Absolut – Familienunternehmer tragen das finanzielle Risiko für jede ihrer Handlungen und sind deshalb in der Regel nicht so schnell bereit, große Risiken einzugehen. Wir arbeiten mit unserem eigenen Geld, generationsübergreifend. Wir haben immer im Blick, für unsere Nachkommen eine gute Geschäftsgrundlage zu erhalten, damit die sich bereit erklären, die Familientradition fortzuführen. Meine drei Töchter sind noch in der Ausbildung. Ich hoffe, sie werden einmal meine Nachfolge antreten. Gerade als Frau hat es Vorteile, im eigenen Unternehmen zu arbeiten, denn das Thema Familienplanung sehen wir Familienunternehmern natürlich positiv: Ohne Nachwuchs wird das Familienunternehmen nicht überleben und auch die Wirtschaft als Ganzes nicht. Deutschland hat jetzt schon zu wenig Arbeitnehmer für die Zukunft. Insofern freuen wir uns sehr, wenn Mitarbeiter oder die eigene Familie Nachwuchs bekommen. Das sind alles Mitarbeiter von morgen.

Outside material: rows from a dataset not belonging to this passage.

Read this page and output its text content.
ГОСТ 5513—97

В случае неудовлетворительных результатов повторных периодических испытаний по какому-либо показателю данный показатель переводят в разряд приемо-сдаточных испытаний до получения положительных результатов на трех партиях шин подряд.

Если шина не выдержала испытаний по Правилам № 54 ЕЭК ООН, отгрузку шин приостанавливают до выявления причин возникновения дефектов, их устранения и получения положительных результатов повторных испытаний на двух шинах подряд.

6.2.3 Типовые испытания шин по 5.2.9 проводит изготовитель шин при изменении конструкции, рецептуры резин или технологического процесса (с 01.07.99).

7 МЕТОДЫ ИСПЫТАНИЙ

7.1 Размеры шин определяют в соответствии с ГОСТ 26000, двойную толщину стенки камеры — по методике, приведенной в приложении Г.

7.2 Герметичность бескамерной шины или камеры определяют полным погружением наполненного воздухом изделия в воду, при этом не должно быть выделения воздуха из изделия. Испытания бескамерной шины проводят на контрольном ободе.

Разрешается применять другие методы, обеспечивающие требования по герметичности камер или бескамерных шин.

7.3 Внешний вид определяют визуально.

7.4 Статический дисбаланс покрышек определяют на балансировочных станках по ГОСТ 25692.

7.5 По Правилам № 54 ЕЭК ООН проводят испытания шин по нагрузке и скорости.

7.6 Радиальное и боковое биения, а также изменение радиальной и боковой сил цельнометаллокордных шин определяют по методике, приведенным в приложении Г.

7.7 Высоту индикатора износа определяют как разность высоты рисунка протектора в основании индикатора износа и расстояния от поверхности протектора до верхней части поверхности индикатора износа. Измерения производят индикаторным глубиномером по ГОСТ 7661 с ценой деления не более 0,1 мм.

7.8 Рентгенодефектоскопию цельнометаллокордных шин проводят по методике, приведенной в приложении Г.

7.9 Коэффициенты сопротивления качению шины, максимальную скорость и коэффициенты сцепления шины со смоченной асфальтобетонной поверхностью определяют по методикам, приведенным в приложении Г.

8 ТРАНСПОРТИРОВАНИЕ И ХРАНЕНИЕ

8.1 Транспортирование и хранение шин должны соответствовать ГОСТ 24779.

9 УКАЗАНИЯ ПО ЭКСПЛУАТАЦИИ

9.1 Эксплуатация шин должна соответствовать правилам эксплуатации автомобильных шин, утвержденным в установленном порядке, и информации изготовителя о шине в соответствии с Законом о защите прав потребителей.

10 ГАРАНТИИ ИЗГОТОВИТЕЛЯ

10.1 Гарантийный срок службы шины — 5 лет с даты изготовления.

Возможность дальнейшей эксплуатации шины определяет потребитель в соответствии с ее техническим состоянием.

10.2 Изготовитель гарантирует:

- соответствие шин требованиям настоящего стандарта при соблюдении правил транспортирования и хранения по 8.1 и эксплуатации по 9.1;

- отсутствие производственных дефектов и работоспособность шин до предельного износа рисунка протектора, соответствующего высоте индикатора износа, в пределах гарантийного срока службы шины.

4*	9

Bei der Unternehmensnachfolge gibt es neben der finanziellen auch die emotionale Verantwortung: Wer will schon das Erbe der Großeltern herunterwirtschaften? Haben Sie je an Ihrer Entscheidung, das Familienunternehmen von Ihrem Vater zu übernehmen, gezweifelt?
Meine Vorfahren haben immer wieder erhebliche Probleme gelöst. Daraus schöpfe ich Selbstbewusstsein und die Hoffnung, dass auch mir in schwierigen Situationen das Richtige einfallen wird. Doch am Ende muss jede Generation ihr eigenes, individuelles Geschäftsmodell aufbauen, da sich die Märkte rasend schnell verändern. Erbe ist etwas Schönes, aber man kann sich nicht darauf ausruhen. Nicht die Vergangenheit, sondern die Zukunft ist das, was zählt. 

Das Gespräch führte Anne Klesse.


Zur Person
Reinhold von Eben-Worlée (RC Hamburg) hat nach einer Ausbildung zum Industriekaufmann Lebensmitteltechnologie an der heutigen Beuth Hochschule für Technik in Berlin studiert. Der Diplom-Ingenieur ist geschäftsführender Gesellschafter der E.H. Worlée & Co. GmbH & Co. KG und seit Sommer 2017 Präsident des Verbandes Die Familienunternehmer, die am 9. und 10. Mai auf den Familienunternehmer-Tagen 2019 Mitgliederversammlung in Berlin haben.